I don't mind that you can sign and verify content, that's fine and useful. I'm just not a fan of changing the address bar's meaning.

jedberg · on April 17, 2019

But what I'm saying is that the meaning that you ascribe to the address bar is incorrect -- it already only tells you who published the content, not who you are actually connected to.

What I'm saying is that this does not change the meaning of what's in the URL bar. It's the same as before. It tells you who published the content originally.

luckylion · on April 17, 2019

> it already only tells you who published the content

No, it tells you the origin of the document. If you are the creator, and you choose to put your content on server X it will tell you "I've got this from server X". Whether that server is a reverse proxy or a shared webhost or a dedicated server in a DC or a raspberry pi running on your desk doesn't matter - it's the designated original that you, the owner of example.org chose.

That's what it always meant, and it changes when you do a redirect, and it shows you the current URL even if there is a canonical header of http-equiv.
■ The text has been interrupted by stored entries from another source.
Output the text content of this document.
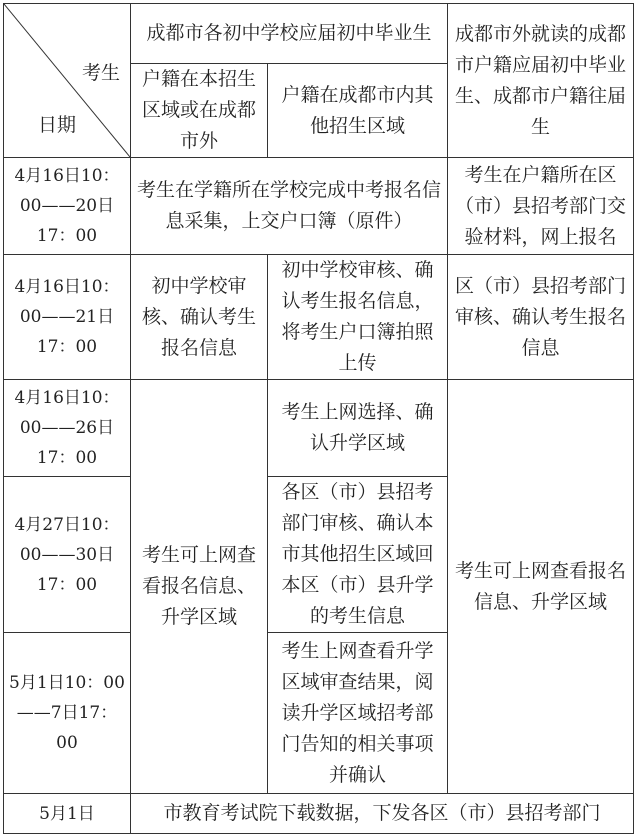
考生
日期	成都市各初中学校应届初中毕业生		成都市外就读的成都市户籍应届初中毕业生、成都市户籍往届生
	户籍在本招生区域或在成都市外	户籍在成都市内其他招生区域	
4月16日10：00——20日17：00	考生在学籍所在学校完成中考报名信息采集，上交户口簿（原件）		考生在户籍所在区（市）县招考部门交验材料，网上报名
4月16日10：00——21日17：00	初中学校审核、确认考生报名信息	初中学校审核、确认考生报名信息，将考生户口簿拍照上传	区（市）县招考部门审核、确认考生报名信息
4月16日10：00——26日17：00	考生可上网查看报名信息、升学区域	考生上网选择、确认升学区域	考生可上网查看报名信息、升学区域
4月27日10：00——30日17：00		各区（市）县招考部门审核、确认本市其他招生区域回本区（市）县升学的考生信息	
5月1日10：00——7日17：00		考生上网查看升学区域审查结果，阅读升学区域招考部门告知的相关事项并确认	
5月1日	市教育考试院下载数据，下发各区（市）县招考部门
I can put a reverse proxy on my host and proxy example.com to example.org - the address bar tells you that you're reading example.com, not example.org, as it should, because you're connected to me, not to example.org.

dwild · on April 17, 2019

This is just semantic.

Do a trace route on any domain and you'll see that the server isn't the one that give you the answer, but some intermediary. Sure in that case when you did the request, the content is fresh and the server answered RIGHT NOW, but that cache still get the content from the server, it's just a bit older.

jazoom · on April 17, 2019

I decided it's time to give DuckDuckGo another shot. I just realised it's a lot nicer to scroll through its results than Google is now.